Leave it to Joss Whedon to write a sing-along musical that’s also utterly heartbreaking. “Once More With Feeling” has been much-chronicled and imitated since it first aired 15-plus years ago, but Whedon knew that its success turned on it actually advancing the plot–it couldn’t just be a songbook. And so it does, from the gang’s realization that it must be a singing, dancing demon, to the irreparable tears in Tara and Willow’s relationship, to Giles realizing that he has to let Buffy go it alone in the midst of a training montage from an ’80s movie. The episode provides some nice cameos for the trained singers who were usually behind the camera, with writer David Fury singing about mustard stains and producer Marti Noxon about parking tickets. The demon, played by the inimitable Hinton Battle, forces Sunnydale residents to sing their deepest fears and secrets (and sometimes tap dance to their deaths). By the end of the episode, not only have you sung along to a nice retro pastiche, but Xander and Anya have revealed their fears about marriage, Buffy told her friends that they had ripped her out of heaven, and Buffy and Spike share their first kiss.
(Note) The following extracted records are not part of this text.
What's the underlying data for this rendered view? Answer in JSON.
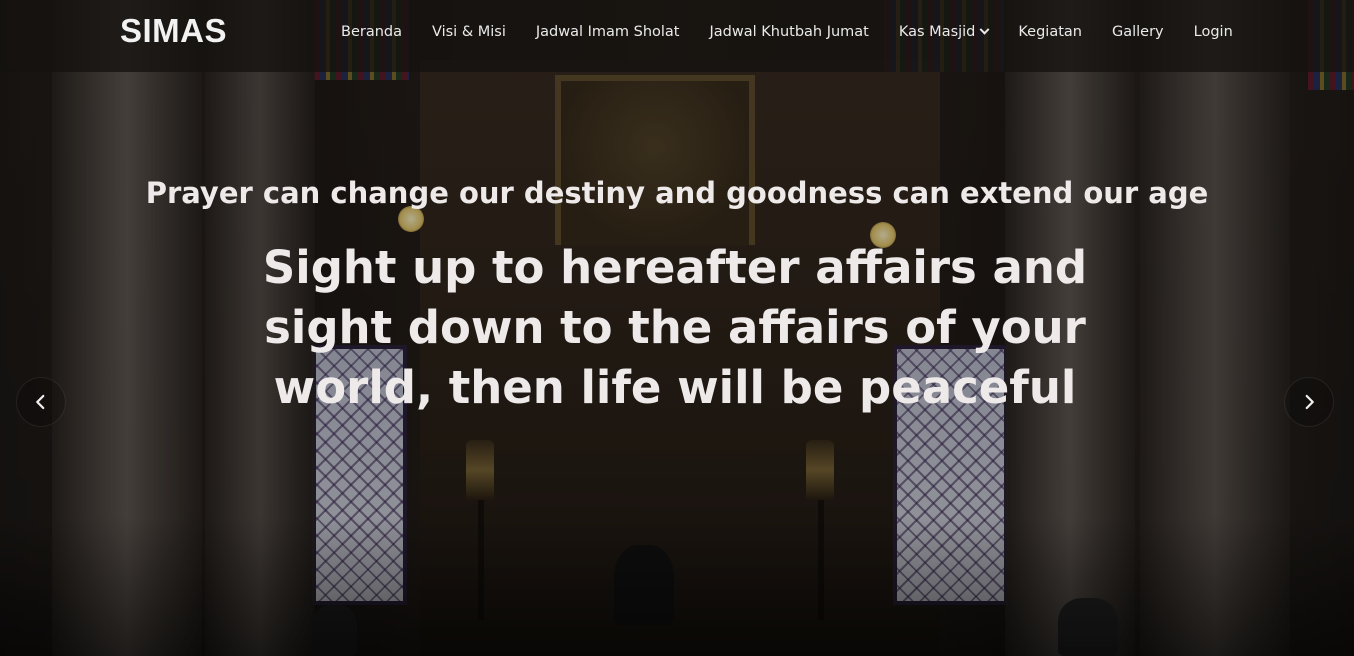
{
  "brand": "SIMAS",
  "nav": {
    "items": [
      {
        "label": "Beranda"
      },
      {
        "label": "Visi & Misi"
      },
      {
        "label": "Jadwal Imam Sholat"
      },
      {
        "label": "Jadwal Khutbah Jumat"
      },
      {
        "label": "Kas Masjid",
        "has_dropdown": true
      },
      {
        "label": "Kegiatan"
      },
      {
        "label": "Gallery"
      },
      {
        "label": "Login"
      }
    ]
  },
  "hero": {
    "subtitle": "Prayer can change our destiny and goodness can extend our age",
    "title": "Sight up to hereafter affairs and sight down to the affairs of your world, then life will be peaceful"
  },
  "carousel": {
    "prev_icon": "chevron-left-icon",
    "next_icon": "chevron-right-icon"
  },
  "colors": {
    "navbar_bg": "#141210",
    "text": "#eeeaea"
  }
}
A strong contender for the greatest villain the show ever had, season three’s Mayor of Sunnydale, Richard Wilkins, isn’t the usual bad guy. A stickler for manners and a fan of Family Circus, the man balanced his kindly sensibilities with an insatiable bloodlust for immortality and power. As such, he was the ideal nemesis for a season that was all about confronting the end of high school. The back half of this two-part finale foregrounds all of our characters confronting their impending graduation while prepping for a massive battle to stop the Mayor from becoming a super-powered monster hell-bent on devouring everyone in school. The show draws on three seasons’ worth of backstory pathos to make all of the drama feel as significant to the viewer as it does to our heroes. The series can be divided cleanly between seasons three and four, as Buffy The Vampire Slayer became a somewhat different show, about the pressures of growing into adulthood, during its second half. But “Graduation Day” is a fitting conclusion to the first part of an epic, ongoing story. Consider it a richly fulfilling diploma for those who attended to classes at Sunnydale High.